Chances are you have a Web server fronting your requests (Apache/
Nginx), which has the actual IP the request came in on (LOL I just
wrote "the actual request the IP came in on" before I fixed it; get
*that* auto-correct).

The http headers (especially if passed on) will include the hostname,
will they also include the request IP? You could probably configure
your front-end server (Apache or Nginx) to add it as an http header in
the request to the node app server, and then pull it from
request.headers, if it really matters.

The more interesting question might be why you are doing this in the
first place? If this is a classic Web app, you shouldn't need it
inside your app, and might make it brittle. If it is some type of
other networking service, I can see how it might be needed. But why do
you need it, and is there a better solution?

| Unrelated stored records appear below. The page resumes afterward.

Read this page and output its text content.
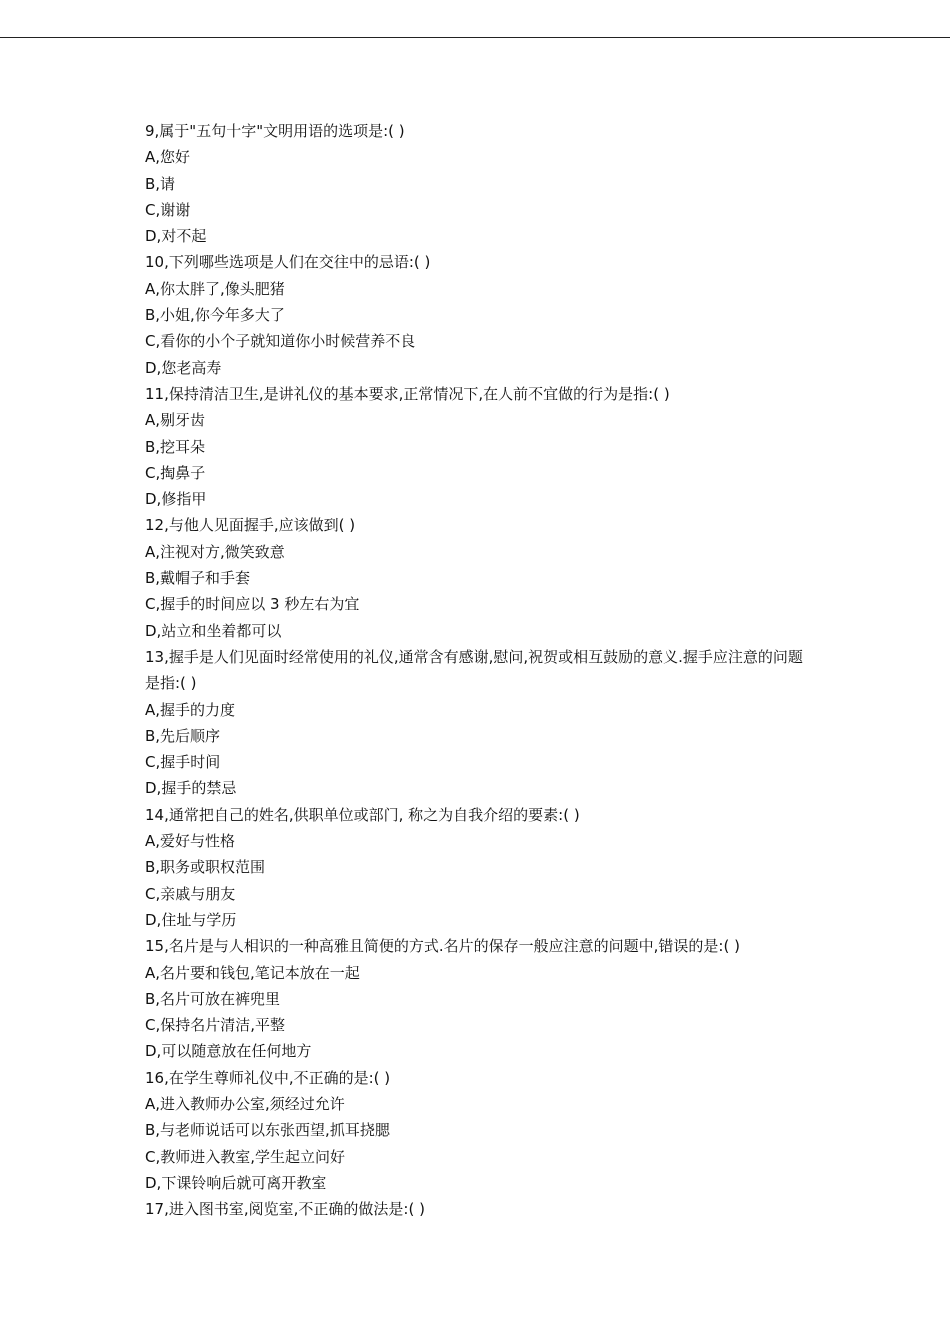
9,属于"五句十字"文明用语的选项是:( )
A,您好
B,请
C,谢谢
D,对不起
10,下列哪些选项是人们在交往中的忌语:( )
A,你太胖了,像头肥猪
B,小姐,你今年多大了
C,看你的小个子就知道你小时候营养不良
D,您老高寿
11,保持清洁卫生,是讲礼仪的基本要求,正常情况下,在人前不宜做的行为是指:( )
A,剔牙齿
B,挖耳朵
C,掏鼻子
D,修指甲
12,与他人见面握手,应该做到( )
A,注视对方,微笑致意
B,戴帽子和手套
C,握手的时间应以 3 秒左右为宜
D,站立和坐着都可以
13,握手是人们见面时经常使用的礼仪,通常含有感谢,慰问,祝贺或相互鼓励的意义.握手应注意的问题是指:( )
A,握手的力度
B,先后顺序
C,握手时间
D,握手的禁忌
14,通常把自己的姓名,供职单位或部门, 称之为自我介绍的要素:( )
A,爱好与性格
B,职务或职权范围
C,亲戚与朋友
D,住址与学历
15,名片是与人相识的一种高雅且简便的方式.名片的保存一般应注意的问题中,错误的是:( )
A,名片要和钱包,笔记本放在一起
B,名片可放在裤兜里
C,保持名片清洁,平整
D,可以随意放在任何地方
16,在学生尊师礼仪中,不正确的是:( )
A,进入教师办公室,须经过允许
B,与老师说话可以东张西望,抓耳挠腮
C,教师进入教室,学生起立问好
D,下课铃响后就可离开教室
17,进入图书室,阅览室,不正确的做法是:( )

On Feb 6, 9:04 pm, Ben Noordhuis <[email protected]> wrote:
> On Mon, Feb 6, 2012 at 19:15, AJ ONeal <[email protected]> wrote:
> > Can someone suggest a strategy for determining which IP address a request
> > came through?
>
> > I'm not looking for the IP address of the remote.
>
> > I want the IP address of the server.
>
> You mean the address the connection came in on a server with multiple 
> addresses?
>
> You can't. It's not a Node limitation, most (all?) operating systems
> don't provide that information. Bind to each address separately.